The drawings show an embodiment of the present invention. Fig. 1 is a circuit diagram, Fig. 2 is a graph showing the correlation between steering torque and the power cylinder, and Fig. 3 is a graph showing the correlation between the rotational speed of the prime mover and the power cylinder. A graph showing the correlation between the supply flow rate and FIG. 4 is a graph showing the correlation between the supply flow rate to the power cylinder and the vehicle speed. M...Motor, Pψ...Pump, F-...Flow control valve, C...Control valve, 1.2◆-Medium output device, D...O detector, 7.8...Reverse Force chamber, V--・Solenoid valve.
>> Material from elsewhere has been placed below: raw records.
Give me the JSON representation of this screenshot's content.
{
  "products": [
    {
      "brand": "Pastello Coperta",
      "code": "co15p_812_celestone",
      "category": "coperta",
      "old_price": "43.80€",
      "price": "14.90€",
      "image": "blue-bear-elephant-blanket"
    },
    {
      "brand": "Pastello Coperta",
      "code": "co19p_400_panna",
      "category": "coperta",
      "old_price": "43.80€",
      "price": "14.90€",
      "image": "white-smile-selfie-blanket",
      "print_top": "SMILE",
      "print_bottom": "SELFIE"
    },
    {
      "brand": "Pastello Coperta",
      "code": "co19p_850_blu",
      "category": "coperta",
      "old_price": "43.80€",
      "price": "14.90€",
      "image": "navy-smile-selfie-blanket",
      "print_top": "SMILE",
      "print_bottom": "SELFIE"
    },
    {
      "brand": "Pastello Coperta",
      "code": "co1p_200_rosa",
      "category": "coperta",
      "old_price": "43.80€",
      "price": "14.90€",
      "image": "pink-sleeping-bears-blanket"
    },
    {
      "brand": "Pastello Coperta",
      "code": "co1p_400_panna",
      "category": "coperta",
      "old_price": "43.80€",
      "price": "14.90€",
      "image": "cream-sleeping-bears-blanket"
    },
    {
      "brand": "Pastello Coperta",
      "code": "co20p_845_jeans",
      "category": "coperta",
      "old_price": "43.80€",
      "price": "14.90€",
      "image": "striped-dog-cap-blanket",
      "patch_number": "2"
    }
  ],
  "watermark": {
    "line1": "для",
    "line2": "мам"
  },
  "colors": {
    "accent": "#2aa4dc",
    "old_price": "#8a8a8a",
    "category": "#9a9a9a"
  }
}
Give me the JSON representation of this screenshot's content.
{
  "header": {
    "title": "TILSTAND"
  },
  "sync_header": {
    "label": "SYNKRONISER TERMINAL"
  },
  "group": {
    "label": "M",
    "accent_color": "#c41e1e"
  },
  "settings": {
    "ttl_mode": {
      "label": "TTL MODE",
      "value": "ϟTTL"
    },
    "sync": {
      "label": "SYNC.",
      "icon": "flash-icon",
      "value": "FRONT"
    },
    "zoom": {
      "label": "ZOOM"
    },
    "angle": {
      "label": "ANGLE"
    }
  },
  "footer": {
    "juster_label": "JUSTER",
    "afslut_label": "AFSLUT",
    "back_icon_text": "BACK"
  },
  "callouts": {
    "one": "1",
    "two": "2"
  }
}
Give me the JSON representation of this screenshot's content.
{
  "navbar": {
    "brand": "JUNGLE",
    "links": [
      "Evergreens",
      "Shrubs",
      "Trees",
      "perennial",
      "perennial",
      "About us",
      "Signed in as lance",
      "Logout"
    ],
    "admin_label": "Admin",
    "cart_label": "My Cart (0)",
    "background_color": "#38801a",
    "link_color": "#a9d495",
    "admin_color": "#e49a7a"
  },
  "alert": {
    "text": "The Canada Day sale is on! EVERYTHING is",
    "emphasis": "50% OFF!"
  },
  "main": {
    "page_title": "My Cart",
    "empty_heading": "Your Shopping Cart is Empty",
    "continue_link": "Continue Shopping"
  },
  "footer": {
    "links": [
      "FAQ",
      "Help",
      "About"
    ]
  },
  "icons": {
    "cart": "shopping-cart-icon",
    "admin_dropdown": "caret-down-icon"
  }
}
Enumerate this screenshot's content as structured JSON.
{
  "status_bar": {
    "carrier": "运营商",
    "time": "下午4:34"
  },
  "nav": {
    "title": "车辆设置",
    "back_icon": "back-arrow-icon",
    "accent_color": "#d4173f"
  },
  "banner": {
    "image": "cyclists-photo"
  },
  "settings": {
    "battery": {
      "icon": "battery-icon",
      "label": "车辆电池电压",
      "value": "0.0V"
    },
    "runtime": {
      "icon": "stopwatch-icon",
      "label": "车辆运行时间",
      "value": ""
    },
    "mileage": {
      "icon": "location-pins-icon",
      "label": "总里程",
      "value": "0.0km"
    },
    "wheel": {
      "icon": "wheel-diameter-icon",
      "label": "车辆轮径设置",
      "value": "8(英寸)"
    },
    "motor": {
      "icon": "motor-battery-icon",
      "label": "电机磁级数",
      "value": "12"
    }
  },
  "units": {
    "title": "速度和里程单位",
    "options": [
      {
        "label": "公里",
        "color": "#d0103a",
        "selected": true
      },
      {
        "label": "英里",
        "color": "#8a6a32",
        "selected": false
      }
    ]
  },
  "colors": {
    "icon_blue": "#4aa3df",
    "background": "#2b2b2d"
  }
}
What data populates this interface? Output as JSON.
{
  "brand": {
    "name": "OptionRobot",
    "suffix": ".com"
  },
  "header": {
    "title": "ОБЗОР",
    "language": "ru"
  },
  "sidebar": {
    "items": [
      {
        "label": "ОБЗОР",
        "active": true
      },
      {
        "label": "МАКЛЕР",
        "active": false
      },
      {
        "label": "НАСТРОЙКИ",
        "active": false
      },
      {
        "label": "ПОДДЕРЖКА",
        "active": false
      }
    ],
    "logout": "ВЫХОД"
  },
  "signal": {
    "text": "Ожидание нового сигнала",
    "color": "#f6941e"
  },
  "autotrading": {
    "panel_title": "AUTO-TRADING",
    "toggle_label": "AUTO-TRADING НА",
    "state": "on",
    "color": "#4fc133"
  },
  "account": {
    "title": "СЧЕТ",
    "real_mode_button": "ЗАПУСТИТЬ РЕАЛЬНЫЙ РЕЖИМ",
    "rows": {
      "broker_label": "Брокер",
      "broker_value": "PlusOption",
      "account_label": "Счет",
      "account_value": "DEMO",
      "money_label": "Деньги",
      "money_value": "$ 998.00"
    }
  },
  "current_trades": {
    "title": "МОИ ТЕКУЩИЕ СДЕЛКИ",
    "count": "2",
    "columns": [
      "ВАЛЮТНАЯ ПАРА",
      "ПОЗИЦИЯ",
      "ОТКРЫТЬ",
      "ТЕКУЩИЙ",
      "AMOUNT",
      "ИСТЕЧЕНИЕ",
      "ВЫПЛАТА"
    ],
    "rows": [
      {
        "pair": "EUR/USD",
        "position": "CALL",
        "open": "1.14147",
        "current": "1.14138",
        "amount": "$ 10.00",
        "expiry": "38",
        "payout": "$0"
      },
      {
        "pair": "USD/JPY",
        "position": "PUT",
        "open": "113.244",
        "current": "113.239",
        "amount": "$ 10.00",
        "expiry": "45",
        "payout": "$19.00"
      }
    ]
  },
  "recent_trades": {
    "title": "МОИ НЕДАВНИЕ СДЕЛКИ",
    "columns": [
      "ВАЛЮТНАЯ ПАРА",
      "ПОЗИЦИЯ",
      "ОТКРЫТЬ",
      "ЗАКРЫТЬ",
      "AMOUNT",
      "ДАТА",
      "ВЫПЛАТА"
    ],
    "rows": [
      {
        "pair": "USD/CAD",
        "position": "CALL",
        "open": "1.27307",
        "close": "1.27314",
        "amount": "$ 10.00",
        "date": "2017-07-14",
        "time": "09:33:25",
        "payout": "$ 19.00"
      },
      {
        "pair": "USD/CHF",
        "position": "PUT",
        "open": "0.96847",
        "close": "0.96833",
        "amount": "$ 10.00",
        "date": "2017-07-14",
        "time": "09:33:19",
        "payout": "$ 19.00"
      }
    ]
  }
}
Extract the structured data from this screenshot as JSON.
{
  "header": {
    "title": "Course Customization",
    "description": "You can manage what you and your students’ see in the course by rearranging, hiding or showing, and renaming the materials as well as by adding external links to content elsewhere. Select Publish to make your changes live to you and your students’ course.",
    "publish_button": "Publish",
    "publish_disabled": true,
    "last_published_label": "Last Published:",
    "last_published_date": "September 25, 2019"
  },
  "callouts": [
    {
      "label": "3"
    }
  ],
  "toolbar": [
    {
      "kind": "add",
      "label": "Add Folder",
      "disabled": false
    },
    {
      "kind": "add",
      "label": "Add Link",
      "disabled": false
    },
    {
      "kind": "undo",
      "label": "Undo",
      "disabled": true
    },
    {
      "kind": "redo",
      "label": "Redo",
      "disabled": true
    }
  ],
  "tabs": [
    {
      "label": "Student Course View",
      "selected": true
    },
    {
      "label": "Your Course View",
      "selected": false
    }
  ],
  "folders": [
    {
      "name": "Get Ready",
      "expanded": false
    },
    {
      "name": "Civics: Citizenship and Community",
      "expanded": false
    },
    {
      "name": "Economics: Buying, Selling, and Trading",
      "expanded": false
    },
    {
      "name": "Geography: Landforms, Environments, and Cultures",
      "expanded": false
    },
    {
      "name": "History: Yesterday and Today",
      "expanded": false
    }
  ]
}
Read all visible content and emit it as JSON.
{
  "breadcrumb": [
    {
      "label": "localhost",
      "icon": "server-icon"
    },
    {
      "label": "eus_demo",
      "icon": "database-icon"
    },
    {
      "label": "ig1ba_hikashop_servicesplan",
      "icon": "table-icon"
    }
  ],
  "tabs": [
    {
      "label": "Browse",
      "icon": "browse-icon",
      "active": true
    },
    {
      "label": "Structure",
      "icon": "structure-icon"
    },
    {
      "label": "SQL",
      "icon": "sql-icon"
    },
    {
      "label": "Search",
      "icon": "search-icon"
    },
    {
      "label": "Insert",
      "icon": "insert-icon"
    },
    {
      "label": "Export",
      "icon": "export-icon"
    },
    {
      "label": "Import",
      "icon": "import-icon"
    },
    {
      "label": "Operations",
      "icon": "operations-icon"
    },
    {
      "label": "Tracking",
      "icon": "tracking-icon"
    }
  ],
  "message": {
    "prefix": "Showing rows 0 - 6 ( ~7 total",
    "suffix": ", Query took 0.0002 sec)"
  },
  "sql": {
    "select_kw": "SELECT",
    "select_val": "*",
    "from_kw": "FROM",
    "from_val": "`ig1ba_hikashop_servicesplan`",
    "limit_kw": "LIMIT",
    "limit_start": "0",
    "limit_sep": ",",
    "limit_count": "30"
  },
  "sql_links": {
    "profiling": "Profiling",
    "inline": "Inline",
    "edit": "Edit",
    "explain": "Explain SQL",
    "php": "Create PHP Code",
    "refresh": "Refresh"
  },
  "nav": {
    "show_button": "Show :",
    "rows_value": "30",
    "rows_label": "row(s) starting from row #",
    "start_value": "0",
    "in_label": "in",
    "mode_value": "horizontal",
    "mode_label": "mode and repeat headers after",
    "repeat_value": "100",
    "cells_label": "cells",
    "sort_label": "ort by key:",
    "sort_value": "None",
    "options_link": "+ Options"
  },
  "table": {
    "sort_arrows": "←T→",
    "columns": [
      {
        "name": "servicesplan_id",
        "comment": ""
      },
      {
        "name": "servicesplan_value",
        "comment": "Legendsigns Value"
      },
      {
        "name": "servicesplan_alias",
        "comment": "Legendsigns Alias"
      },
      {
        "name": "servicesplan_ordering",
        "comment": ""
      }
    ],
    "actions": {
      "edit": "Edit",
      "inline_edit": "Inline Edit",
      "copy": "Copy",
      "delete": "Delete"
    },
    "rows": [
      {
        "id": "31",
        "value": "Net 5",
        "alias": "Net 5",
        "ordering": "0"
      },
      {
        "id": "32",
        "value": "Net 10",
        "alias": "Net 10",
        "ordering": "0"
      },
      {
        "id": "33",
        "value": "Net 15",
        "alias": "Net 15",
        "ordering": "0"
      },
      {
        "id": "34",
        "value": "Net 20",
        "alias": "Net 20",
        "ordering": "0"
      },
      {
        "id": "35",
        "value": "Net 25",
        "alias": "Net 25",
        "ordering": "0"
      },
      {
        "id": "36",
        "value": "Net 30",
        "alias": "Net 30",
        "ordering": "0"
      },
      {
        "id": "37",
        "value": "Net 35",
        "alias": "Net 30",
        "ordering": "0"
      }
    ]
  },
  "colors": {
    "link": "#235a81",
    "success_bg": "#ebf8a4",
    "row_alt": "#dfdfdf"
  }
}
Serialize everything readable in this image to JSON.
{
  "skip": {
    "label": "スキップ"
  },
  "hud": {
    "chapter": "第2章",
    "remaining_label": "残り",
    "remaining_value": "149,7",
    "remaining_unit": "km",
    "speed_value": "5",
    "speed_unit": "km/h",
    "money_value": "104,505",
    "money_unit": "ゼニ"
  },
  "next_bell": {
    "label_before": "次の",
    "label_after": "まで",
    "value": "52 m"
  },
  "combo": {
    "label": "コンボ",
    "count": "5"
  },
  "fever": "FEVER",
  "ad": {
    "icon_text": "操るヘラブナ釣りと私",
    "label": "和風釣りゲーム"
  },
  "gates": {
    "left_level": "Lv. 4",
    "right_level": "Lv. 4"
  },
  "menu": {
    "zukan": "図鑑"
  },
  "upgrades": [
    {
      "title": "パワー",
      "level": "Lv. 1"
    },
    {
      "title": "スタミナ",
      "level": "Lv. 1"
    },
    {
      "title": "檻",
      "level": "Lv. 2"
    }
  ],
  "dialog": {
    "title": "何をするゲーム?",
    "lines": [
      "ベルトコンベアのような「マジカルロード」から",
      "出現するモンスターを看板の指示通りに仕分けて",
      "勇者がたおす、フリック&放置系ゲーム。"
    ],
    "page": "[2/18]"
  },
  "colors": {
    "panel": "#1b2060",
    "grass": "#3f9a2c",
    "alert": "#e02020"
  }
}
Representative Patent Attorney Nobuyuki Shima Figure 1 Figure 2 Figure 3

Claims (1)

[Claims] A pump connected to the prime mover, a flow control valve connected to this pump, a control valve connected to this flow control valve and controlling the direction of flow into the power cylinder, and leading pressure to the reaction chamber of this control valve. In a power steering device equipped with a solenoid valve, an output device that operates according to a signal detected by a detector is connected to each of the above-mentioned prime mover and flow control valve, and is connected to the above-mentioned prime mover when stopped or at extremely low speed. The rotation speed of this prime mover is slightly increased by the action of the output device, and the flow characteristics of the flow rate control valve are adjusted according to the running conditions by the operation of the two-part output device. The solenoid valve is controlled by the output signal from the detector, and the pressure in the reaction force chamber of the control valve is adjusted. When the speed exceeds the set speed, the power steering state changes to the manual steering state. Switchable power steering device.